Menariknya, Kamila Andini bisa menyampaikan hal-hal besar tersebut sembari menjahitnya dengan pilihan artistik yang juga indah. Melepaskan dikotomi bahwa film “bermuatan” harus berjarak dengan pilihan-pilihan estetis. Penuturan film yang riil membuat “Yuni” kadang terasa seperti film dokumenter, tapi kemudian diimbangi dengan bahasa audio visual yang elok. Membuat “Yuni” hadir dengan nuansa yang sama dengan muasal gagasannya di “Hujan Bulan Juni”: puitis. 

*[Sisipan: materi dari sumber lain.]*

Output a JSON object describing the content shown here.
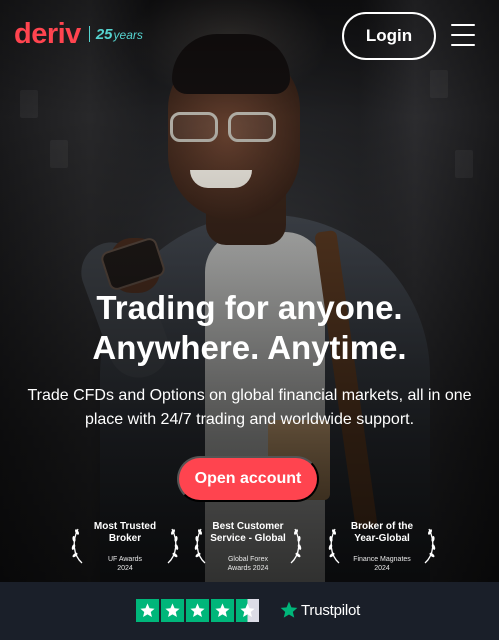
{
  "brand": {
    "logo_text": "deriv",
    "anniversary_number": "25",
    "anniversary_text": "years",
    "primary_color": "#ff444f",
    "accent_color": "#56d4d0"
  },
  "header": {
    "login_label": "Login",
    "menu_icon": "hamburger-menu-icon"
  },
  "hero": {
    "headline_line1": "Trading for anyone.",
    "headline_line2": "Anywhere. Anytime.",
    "subtext": "Trade CFDs and Options on global financial markets, all in one place with 24/7 trading and worldwide support.",
    "cta_label": "Open account"
  },
  "awards": [
    {
      "title": "Most Trusted Broker",
      "source_line1": "UF Awards",
      "source_line2": "2024"
    },
    {
      "title": "Best Customer Service - Global",
      "source_line1": "Global Forex",
      "source_line2": "Awards 2024"
    },
    {
      "title": "Broker of the Year-Global",
      "source_line1": "Finance Magnates",
      "source_line2": "2024"
    }
  ],
  "trustpilot": {
    "rating_stars": 4.5,
    "brand_label": "Trustpilot",
    "star_color": "#00b67a"
  }
}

Pertalian antara esensi dan estetis ini bisa dilihat pada penggunaan warna ungu sebagai palet utama di film ini. Warna ungu yang menjadi simbol beberapa hal (individuality, sensitivity, passion, hingga janda) melebur jadi semesta sekaligus identitas Yuni secara karakter sekaligus film. Lebih dari sekedar identitas yang gimmicky, tapi justru menambah arti. 

Nilai lebih dari Yuni juga hadir pada dialog berbahasa Jawa-Serang yang mumpuni. Aktor-aktor utamanya dengan fasih berbicara dalam dialek Jaseng nyaris tanpa kikuk. Sebuah kualitas yang cukup jarang ditemukan di film kita. Tak hanya di urusan dialek, beberapa percakapan ditulis dengan indah, terutama saat karakter Yuni berbicara dengan ayahnya. Kualitas skrip dialog eksistensial di adegan ini mengingatkan pada kualitas dialog series “Midnight Mass” yang menyentuh dan penuh makna. 

Secara casting “Yuni” juga istimewa. Arawinda berhasil menubuhkan karakter Yuni dengan sangat pas hingga pada level di mana seolah dia terlahir untuk peran ini. Entah bagaimana caranya garis muka Arawinda bisa secara akurat melukiskan keberanian Yuni dalam bersikap. Ketajaman casting ini juga berlanjut ke karakter-karakter pendukung yang juga berakting di atas rata-rata. Pujian khusus untuk Marissa Anita (sangat ditunggu film dimana Marissa menjadi pemeran utama), Mian Tiara yang mengejutkan, teman innercircle Yuni, juga talenta lokal yang tampil prima. Satu-satunya yang agak di bawah rata-rata adalah Dimas Aditya yang tampaknya masih beradapasi dengan pendekatan yang berbeda dengan apa yang biasa dia lakukan sebelumnya.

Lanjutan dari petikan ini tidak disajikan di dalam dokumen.